Do you remember the letter I wrote in response to the one I received from my niece Lilah for her school project?

 

 

Lilah is in the fourth grade. She is considered very bright. She reads a lot. I think you could say it's her favorite thing to do. Lilah didn't understand that letter. Her older brother Charlie is in the sixth grade. He didn't understand it either. Now, you couldn't write something more clear, including for kids. There isn't a word any of them don't know.

 

And you look at it and think, "Okay, what is something here that someone could fail to get?" There's nothing you can point to. My point is that most people can't understand anything they read, pretty much. Doesn't matter who they are or how simple the writing is, how clear the writing is, if the writing is perfect. 

 

Look how angry that third person as a result of this perfectly balanced, perfectly reasonable, sublimely written Beatles piece. Clearly the person who wrote it isn't some bad person. Clearly it isn't verbose, self-indulgent, cruel, mocking. Very limpid and very A to B.

 

And yet it causes this other man--whose profile photo, ironically, is a photo of an album cover by the band Love--to bring up genocide, without, alas, knowing what the word genocide actually means.

 

Why? Because he feels inferior. He has been made to feel dumb because he has measured himself against someone and something else, neither of which are at his low level.

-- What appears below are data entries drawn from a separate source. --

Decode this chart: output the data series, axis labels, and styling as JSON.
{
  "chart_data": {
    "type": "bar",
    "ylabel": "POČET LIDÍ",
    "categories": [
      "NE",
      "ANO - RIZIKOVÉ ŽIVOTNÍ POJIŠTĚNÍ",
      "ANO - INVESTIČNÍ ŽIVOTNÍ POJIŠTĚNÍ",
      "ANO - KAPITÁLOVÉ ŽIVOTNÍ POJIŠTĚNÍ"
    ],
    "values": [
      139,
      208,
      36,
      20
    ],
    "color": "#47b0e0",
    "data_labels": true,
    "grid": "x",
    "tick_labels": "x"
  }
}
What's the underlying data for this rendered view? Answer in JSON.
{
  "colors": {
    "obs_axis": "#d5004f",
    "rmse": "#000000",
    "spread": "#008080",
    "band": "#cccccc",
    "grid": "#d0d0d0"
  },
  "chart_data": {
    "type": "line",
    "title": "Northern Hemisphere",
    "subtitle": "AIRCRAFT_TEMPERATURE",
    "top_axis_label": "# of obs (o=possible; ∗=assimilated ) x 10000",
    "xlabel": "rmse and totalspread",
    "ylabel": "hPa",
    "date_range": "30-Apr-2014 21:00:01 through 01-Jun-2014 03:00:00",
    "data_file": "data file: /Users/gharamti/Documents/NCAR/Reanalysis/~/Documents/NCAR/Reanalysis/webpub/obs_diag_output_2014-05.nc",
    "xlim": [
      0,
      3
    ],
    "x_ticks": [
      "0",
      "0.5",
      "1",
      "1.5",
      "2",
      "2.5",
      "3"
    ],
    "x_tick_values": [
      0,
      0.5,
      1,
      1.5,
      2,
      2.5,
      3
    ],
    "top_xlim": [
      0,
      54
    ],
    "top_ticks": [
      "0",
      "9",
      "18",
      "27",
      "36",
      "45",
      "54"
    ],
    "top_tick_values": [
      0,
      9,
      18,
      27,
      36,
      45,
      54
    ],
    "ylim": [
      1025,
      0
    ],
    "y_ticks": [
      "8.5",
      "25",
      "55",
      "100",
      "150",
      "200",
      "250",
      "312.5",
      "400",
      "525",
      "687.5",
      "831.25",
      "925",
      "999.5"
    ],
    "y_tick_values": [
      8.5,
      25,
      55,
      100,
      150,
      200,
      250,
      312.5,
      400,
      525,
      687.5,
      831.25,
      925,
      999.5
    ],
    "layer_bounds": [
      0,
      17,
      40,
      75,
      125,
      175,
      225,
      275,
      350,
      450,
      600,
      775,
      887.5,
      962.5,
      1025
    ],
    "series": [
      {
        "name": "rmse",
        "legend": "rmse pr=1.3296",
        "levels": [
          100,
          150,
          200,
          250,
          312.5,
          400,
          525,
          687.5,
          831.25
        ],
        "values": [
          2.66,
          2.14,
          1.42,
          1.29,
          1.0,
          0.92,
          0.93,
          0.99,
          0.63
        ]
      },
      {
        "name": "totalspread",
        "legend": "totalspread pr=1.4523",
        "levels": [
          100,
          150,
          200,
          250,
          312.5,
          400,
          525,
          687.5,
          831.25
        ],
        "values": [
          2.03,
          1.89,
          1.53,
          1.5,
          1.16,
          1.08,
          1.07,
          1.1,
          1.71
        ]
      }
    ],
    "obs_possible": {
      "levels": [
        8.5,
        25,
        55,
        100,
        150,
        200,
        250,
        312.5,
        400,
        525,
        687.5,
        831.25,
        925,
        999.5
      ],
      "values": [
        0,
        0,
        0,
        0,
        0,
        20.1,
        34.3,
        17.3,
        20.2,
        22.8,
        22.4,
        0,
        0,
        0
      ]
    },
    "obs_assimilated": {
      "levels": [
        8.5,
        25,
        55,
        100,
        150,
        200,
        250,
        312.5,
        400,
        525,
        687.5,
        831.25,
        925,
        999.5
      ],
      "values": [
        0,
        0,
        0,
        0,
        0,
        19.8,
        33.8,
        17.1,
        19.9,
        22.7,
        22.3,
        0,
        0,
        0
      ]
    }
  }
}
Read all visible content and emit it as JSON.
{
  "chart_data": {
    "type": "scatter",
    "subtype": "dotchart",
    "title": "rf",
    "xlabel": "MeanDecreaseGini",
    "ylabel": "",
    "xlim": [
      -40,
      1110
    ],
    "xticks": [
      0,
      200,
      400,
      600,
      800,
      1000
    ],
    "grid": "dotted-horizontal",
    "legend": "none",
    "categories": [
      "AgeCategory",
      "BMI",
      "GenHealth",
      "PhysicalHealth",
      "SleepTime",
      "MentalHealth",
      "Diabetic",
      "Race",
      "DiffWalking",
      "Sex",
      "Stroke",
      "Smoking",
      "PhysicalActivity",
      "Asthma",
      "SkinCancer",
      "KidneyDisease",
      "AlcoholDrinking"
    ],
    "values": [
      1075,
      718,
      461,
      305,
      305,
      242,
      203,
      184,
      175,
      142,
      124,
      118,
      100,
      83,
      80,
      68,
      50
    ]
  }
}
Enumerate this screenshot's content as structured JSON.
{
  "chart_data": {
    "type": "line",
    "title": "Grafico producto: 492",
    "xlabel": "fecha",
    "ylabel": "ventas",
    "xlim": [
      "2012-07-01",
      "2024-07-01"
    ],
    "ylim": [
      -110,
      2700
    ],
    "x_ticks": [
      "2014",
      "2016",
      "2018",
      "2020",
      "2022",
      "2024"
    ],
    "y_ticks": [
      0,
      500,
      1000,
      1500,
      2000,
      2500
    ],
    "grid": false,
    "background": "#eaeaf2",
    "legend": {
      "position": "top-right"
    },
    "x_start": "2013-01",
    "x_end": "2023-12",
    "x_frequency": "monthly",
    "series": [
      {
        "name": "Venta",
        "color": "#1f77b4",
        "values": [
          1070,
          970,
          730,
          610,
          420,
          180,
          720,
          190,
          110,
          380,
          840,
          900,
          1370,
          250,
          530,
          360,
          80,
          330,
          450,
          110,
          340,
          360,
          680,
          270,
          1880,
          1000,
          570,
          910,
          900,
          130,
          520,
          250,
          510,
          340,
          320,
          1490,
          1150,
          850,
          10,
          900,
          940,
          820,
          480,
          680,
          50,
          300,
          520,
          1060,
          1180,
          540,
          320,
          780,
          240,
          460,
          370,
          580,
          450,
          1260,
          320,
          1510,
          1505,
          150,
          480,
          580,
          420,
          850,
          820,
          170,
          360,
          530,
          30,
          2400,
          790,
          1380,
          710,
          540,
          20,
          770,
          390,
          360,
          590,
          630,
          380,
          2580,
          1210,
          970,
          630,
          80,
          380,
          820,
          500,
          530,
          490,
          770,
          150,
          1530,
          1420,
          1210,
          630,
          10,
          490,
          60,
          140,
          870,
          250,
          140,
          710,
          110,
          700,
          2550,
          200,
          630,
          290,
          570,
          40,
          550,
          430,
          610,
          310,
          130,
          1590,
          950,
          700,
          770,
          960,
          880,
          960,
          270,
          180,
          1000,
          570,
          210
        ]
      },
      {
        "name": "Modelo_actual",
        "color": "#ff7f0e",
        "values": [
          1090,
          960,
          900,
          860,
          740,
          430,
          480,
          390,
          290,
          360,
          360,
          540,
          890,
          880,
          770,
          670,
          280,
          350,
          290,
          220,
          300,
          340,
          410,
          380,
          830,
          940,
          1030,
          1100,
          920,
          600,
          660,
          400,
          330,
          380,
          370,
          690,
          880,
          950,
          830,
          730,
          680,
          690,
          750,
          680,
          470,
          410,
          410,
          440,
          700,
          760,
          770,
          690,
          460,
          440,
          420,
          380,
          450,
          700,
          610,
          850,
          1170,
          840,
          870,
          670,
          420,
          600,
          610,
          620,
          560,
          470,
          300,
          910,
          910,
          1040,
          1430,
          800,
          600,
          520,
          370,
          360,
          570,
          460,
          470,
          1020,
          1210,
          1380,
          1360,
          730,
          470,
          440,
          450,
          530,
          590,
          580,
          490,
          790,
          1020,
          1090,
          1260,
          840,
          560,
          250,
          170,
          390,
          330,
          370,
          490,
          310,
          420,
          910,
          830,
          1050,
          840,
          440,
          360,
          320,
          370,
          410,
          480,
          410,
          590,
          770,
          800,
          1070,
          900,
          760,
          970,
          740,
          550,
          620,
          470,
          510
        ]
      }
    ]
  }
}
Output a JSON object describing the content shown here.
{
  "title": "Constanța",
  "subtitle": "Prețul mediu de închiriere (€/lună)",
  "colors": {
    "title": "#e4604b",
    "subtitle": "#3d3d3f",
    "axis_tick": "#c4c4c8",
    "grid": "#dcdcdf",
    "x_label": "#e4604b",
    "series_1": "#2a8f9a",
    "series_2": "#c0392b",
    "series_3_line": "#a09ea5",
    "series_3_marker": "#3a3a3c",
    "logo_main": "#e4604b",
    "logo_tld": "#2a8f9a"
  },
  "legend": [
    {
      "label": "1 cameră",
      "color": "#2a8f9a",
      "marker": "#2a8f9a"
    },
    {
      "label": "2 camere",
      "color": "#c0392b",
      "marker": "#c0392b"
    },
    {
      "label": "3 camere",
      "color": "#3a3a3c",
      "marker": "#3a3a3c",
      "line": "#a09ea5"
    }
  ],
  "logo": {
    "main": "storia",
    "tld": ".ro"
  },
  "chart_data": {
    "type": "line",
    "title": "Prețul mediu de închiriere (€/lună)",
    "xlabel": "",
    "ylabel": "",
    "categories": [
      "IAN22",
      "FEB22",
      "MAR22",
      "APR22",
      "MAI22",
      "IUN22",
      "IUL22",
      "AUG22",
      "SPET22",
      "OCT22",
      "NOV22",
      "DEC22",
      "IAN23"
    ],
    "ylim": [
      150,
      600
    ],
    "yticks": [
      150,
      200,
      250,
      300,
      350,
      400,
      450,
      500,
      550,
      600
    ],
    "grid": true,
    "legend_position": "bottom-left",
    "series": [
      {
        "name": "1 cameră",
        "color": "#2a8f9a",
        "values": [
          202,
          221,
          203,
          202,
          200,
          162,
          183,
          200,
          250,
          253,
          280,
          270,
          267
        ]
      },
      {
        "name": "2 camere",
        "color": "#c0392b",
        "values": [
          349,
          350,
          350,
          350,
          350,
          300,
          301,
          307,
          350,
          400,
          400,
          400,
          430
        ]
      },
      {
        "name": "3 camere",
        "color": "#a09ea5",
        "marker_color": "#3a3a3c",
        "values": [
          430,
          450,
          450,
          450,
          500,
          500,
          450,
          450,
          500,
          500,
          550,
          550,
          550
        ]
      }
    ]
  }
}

Now, if this was some hacked off empty piece of piffle, barely above the level of "The Beatles are the GOATs!", then he'd be happy. Because it would be nothing. People who are nothing need other things to be nothing, which allows them to feel better about themselves, less under attack--though no attack has been mounted at all--with this thing they won't remember anything about, given that there's nothing to it. 

 

But what is the value in a piece like that? A book like that? No actual value. You have to understand: Value now, in these matters, and in so many others, is in allowing someone who is very insecure, typically very angry, typically hurting, typically unstable, and easily threatened, to feel okay about themselves.

 

How do you do that? With mediocrity. With piffle. With something that says nothing. Basically, a piece, a book, as Wikipedia entry. If it's nonfiction, they want quotes from Ringo, even if none of those quotes rise above the level of him saying, "I thought it was great." The quotes--the actual quotation marks--are like a hug. 

 

Here's the other thing: This is what you'd see if and when these Beatles books of mine ever come out. You'd pretty much get this. People want books about nonfiction subjects to be empty, Wikipedia-adjacent, cheerleading events, without ideas or depth, but in this case, gushy, mindless praise for "the boys," because such people have these creepy, deranged parasocial connections with them.

 

I clearly have no agenda, no angle I work. It's a service, really. I hear and understand this art better than others. That's the truth. It's in the the work over many years. There is nothing about the Beatles by anyone else that is at all like what I write about the Beatles. With the depth and insight. From a musical perspective, a historical perspective, cultural, social, global, individual. 

 

But I bet you if you checked this guy's comment history, he doesn't lash out if the piece is vanilla and says little to nothing. I don't see the point. And, of course, I don't see the point in being someone like this, living like that, which is different, in my view, than living at all. It is a norm now, though. Look, then, at the state of discourse, be it with the Beatles or anything else. And, too, the state of the world. 


By the by: I could totally see that being Matt Hanson, aka, Junior Colin.